Northeast Wetland Flora
Field Office Guide to Plant Species
Salix humilis Marshall
- Family: Willow (Salicaceae)
- Flowering: March-June
- Field Marks: This willow is distinguished by its shrubby growth form, the more or less toothless or wavy-edged leaves gray-hairy on the lower surface, and the young branchlets densely gray-hairy.
- Habitat: Dry thickets, prairies, along roads.
- Habit: Shrub to 9 feet tall; bark gray.
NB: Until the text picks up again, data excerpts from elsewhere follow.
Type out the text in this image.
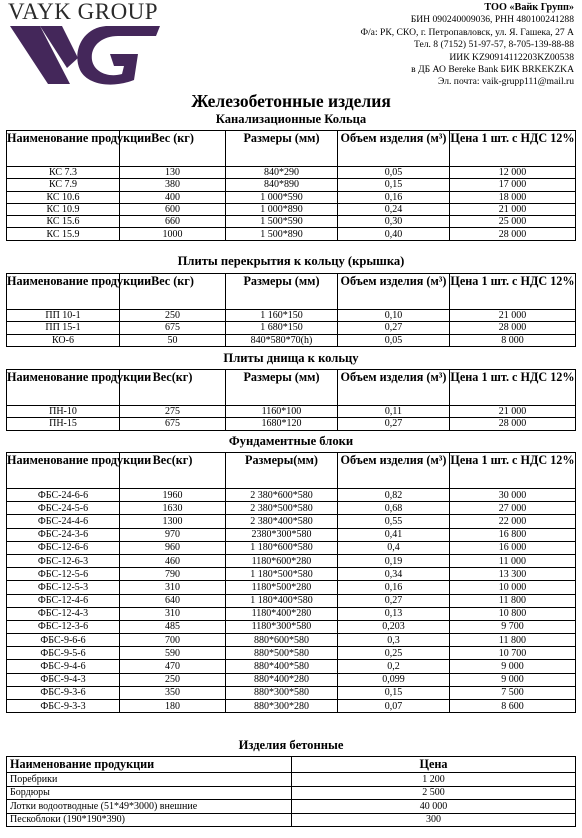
VAYK GROUP	ТОО «Вайк Групп»
БИН 090240009036, РНН 480100241288
Ф/а: РК, СКО, г. Петропавловск, ул. Я. Гашека, 27 А
Тел. 8 (7152) 51-97-57, 8-705-139-88-88
ИИК KZ90914112203KZ00538
в ДБ АО Bereke Bank БИК BRKEKZKA
Эл. почта: vaik-grupp111@mail.ru
Железобетонные изделия
Канализационные Кольца
Плиты перекрытия к кольцу (крышка)
Плиты днища к кольцу
Фундаментные блоки
Изделия бетонные
Наименование продукции	Вес (кг)	Размеры (мм)	Объем изделия (м³)	Цена 1 шт. с НДС 12%
КС 7.3	130	840*290	0,05	12 000
КС 7.9	380	840*890	0,15	17 000
КС 10.6	400	1 000*590	0,16	18 000
КС 10.9	600	1 000*890	0,24	21 000
КС 15.6	660	1 500*590	0,30	25 000
КС 15.9	1000	1 500*890	0,40	28 000
Наименование продукции	Вес (кг)	Размеры (мм)	Объем изделия (м³)	Цена 1 шт. с НДС 12%
ПП 10-1	250	1 160*150	0,10	21 000
ПП 15-1	675	1 680*150	0,27	28 000
КО-6	50	840*580*70(h)	0,05	8 000
Наименование продукции	Вес(кг)	Размеры (мм)	Объем изделия (м³)	Цена 1 шт. с НДС 12%
ПН-10	275	1160*100	0,11	21 000
ПН-15	675	1680*120	0,27	28 000
Наименование продукции	Вес(кг)	Размеры(мм)	Объем изделия (м³)	Цена 1 шт. с НДС 12%
ФБС-24-6-6	1960	2 380*600*580	0,82	30 000
ФБС-24-5-6	1630	2 380*500*580	0,68	27 000
ФБС-24-4-6	1300	2 380*400*580	0,55	22 000
ФБС-24-3-6	970	2380*300*580	0,41	16 800
ФБС-12-6-6	960	1 180*600*580	0,4	16 000
ФБС-12-6-3	460	1180*600*280	0,19	11 000
ФБС-12-5-6	790	1 180*500*580	0,34	13 300
ФБС-12-5-3	310	1180*500*280	0,16	10 000
ФБС-12-4-6	640	1 180*400*580	0,27	11 800
ФБС-12-4-3	310	1180*400*280	0,13	10 800
ФБС-12-3-6	485	1180*300*580	0,203	9 700
ФБС-9-6-6	700	880*600*580	0,3	11 800
ФБС-9-5-6	590	880*500*580	0,25	10 700
ФБС-9-4-6	470	880*400*580	0,2	9 000
ФБС-9-4-3	250	880*400*280	0,099	9 000
ФБС-9-3-6	350	880*300*580	0,15	7 500
ФБС-9-3-3	180	880*300*280	0,07	8 600
Наименование продукции	Цена
Поребрики	1 200
Бордюры	2 500
Лотки водоотводные (51*49*3000) внешние	40 000
Пескоблоки (190*190*390)	300
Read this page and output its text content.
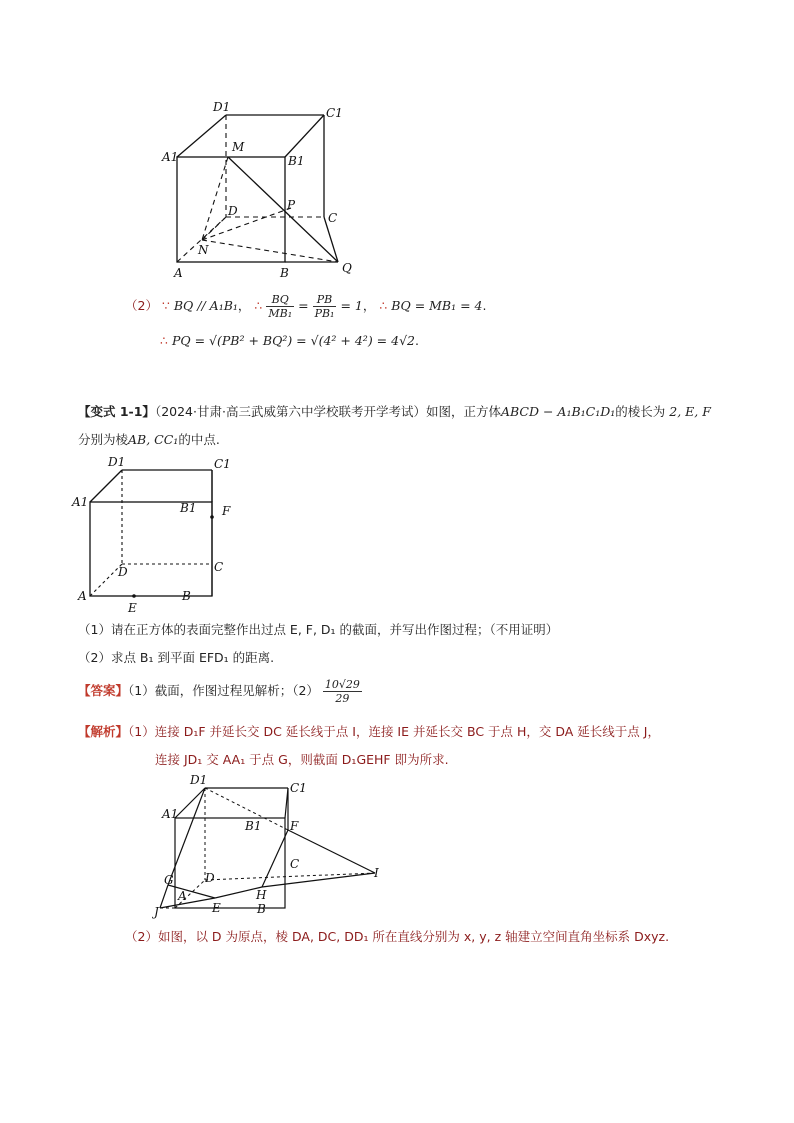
D1	C1
A1
M
B1
P
D	C
N
A	B	Q
（2） ∵ BQ // A₁B₁， ∴ $\frac{BQ}{\text{MB₁}} = \frac{PB}{\text{PB₁}} = 1$， ∴ BQ = MB₁ = 4.
∴ PQ = √(PB² + BQ²) = √(4² + 4²) = 4√2.
【变式 1-1】（2024·甘肃·高三武威第六中学校联考开学考试）如图，正方体ABCD − A₁B₁C₁D₁的棱长为 2, E, F
分别为棱AB, CC₁的中点.
D1	C1
A1	B1 F
D	C
A	B
E
（1）请在正方体的表面完整作出过点 E, F, D₁ 的截面，并写出作图过程；（不用证明）
（2）求点 B₁ 到平面 EFD₁ 的距离.
【答案】（1）截面，作图过程见解析；$(2) \frac{10√29}{29}$
【解析】（1）连接 D₁F 并延长交 DC 延长线于点 I，连接 IE 并延长交 BC 于点 H，交 DA 延长线于点 J，
连接 JD₁ 交 AA₁ 于点 G，则截面 D₁GEHF 即为所求.
D1
C1
A1
B1 F
C
I
G	D
A	H
J	E	B
（2）如图，以 D 为原点，棱 DA, DC, DD₁ 所在直线分别为 x, y, z 轴建立空间直角坐标系 Dxyz.
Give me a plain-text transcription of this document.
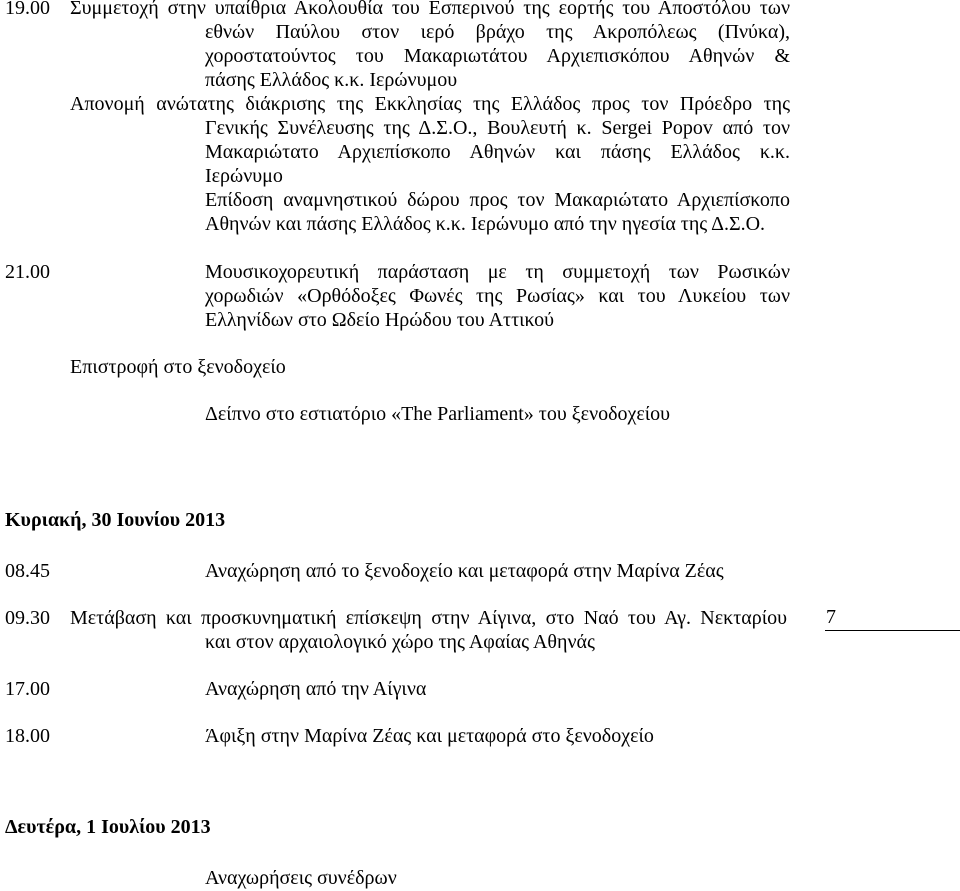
19.00 Συμμετοχή στην υπαίθρια Ακολουθία του Εσπερινού της εορτής του Αποστόλου των
εθνών Παύλου στον ιερό βράχο της Ακροπόλεως (Πνύκα),
χοροστατούντος του Μακαριωτάτου Αρχιεπισκόπου Αθηνών &
πάσης Ελλάδος κ.κ. Ιερώνυμου
Απονομή ανώτατης διάκρισης της Εκκλησίας της Ελλάδος προς τον Πρόεδρο της
Γενικής Συνέλευσης της Δ.Σ.Ο., Βουλευτή κ. Sergei Popov από τον
Μακαριώτατο Αρχιεπίσκοπο Αθηνών και πάσης Ελλάδος κ.κ.
Ιερώνυμο
Επίδοση αναμνηστικού δώρου προς τον Μακαριώτατο Αρχιεπίσκοπο
Αθηνών και πάσης Ελλάδος κ.κ. Ιερώνυμο από την ηγεσία της Δ.Σ.Ο.
21.00	Μουσικοχορευτική παράσταση με τη συμμετοχή των Ρωσικών
χορωδιών «Ορθόδοξες Φωνές της Ρωσίας» και του Λυκείου των
Ελληνίδων στο Ωδείο Ηρώδου του Αττικού
Επιστροφή στο ξενοδοχείο
Δείπνο στο εστιατόριο «The Parliament» του ξενοδοχείου
Κυριακή, 30 Ιουνίου 2013
08.45	Αναχώρηση από το ξενοδοχείο και μεταφορά στην Μαρίνα Ζέας
09.30 Μετάβαση και προσκυνηματική επίσκεψη στην Αίγινα, στο Ναό του Αγ. Νεκταρίου
και στον αρχαιολογικό χώρο της Αφαίας Αθηνάς
17.00	Αναχώρηση από την Αίγινα
18.00	Άφιξη στην Μαρίνα Ζέας και μεταφορά στο ξενοδοχείο
Δευτέρα, 1 Ιουλίου 2013
Αναχωρήσεις συνέδρων
7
- Stems: Twigs slender, densely gray-hairy, branched or unbranched; buds oblongoid, rounded at the tip, finely hairy, brown.
- Leaves: Alternate, simple, elliptic to oblanceolate, pointed at the tip, tapering to the base, up to 6 inches long, up to 1 1/2 inches wide, toothless or wavy-edged, gray-green and smooth or hairy on the upper surface, gray-hairy on the under surface; leaf stalks downy-hairy, up to 1/2 inch long.
- Flowers: Male and female flowers borne in different spikes on separate shrubs, the male spikes up to 1 1/2 inches long, the female spikes up to 2 1/2 inches long, both types appearing before the leaves unfold; bracts oblanceolate, hairy, black-tipped.
- Sepals: 0.
- Petals: 0.
- Stamens: 2.
- Pistils: Ovary superior, hairy.
- Fruits: Capsules lanceoloid, hairy, up to nearly 1/2 inch long, on a stalk about 1/12 inch long.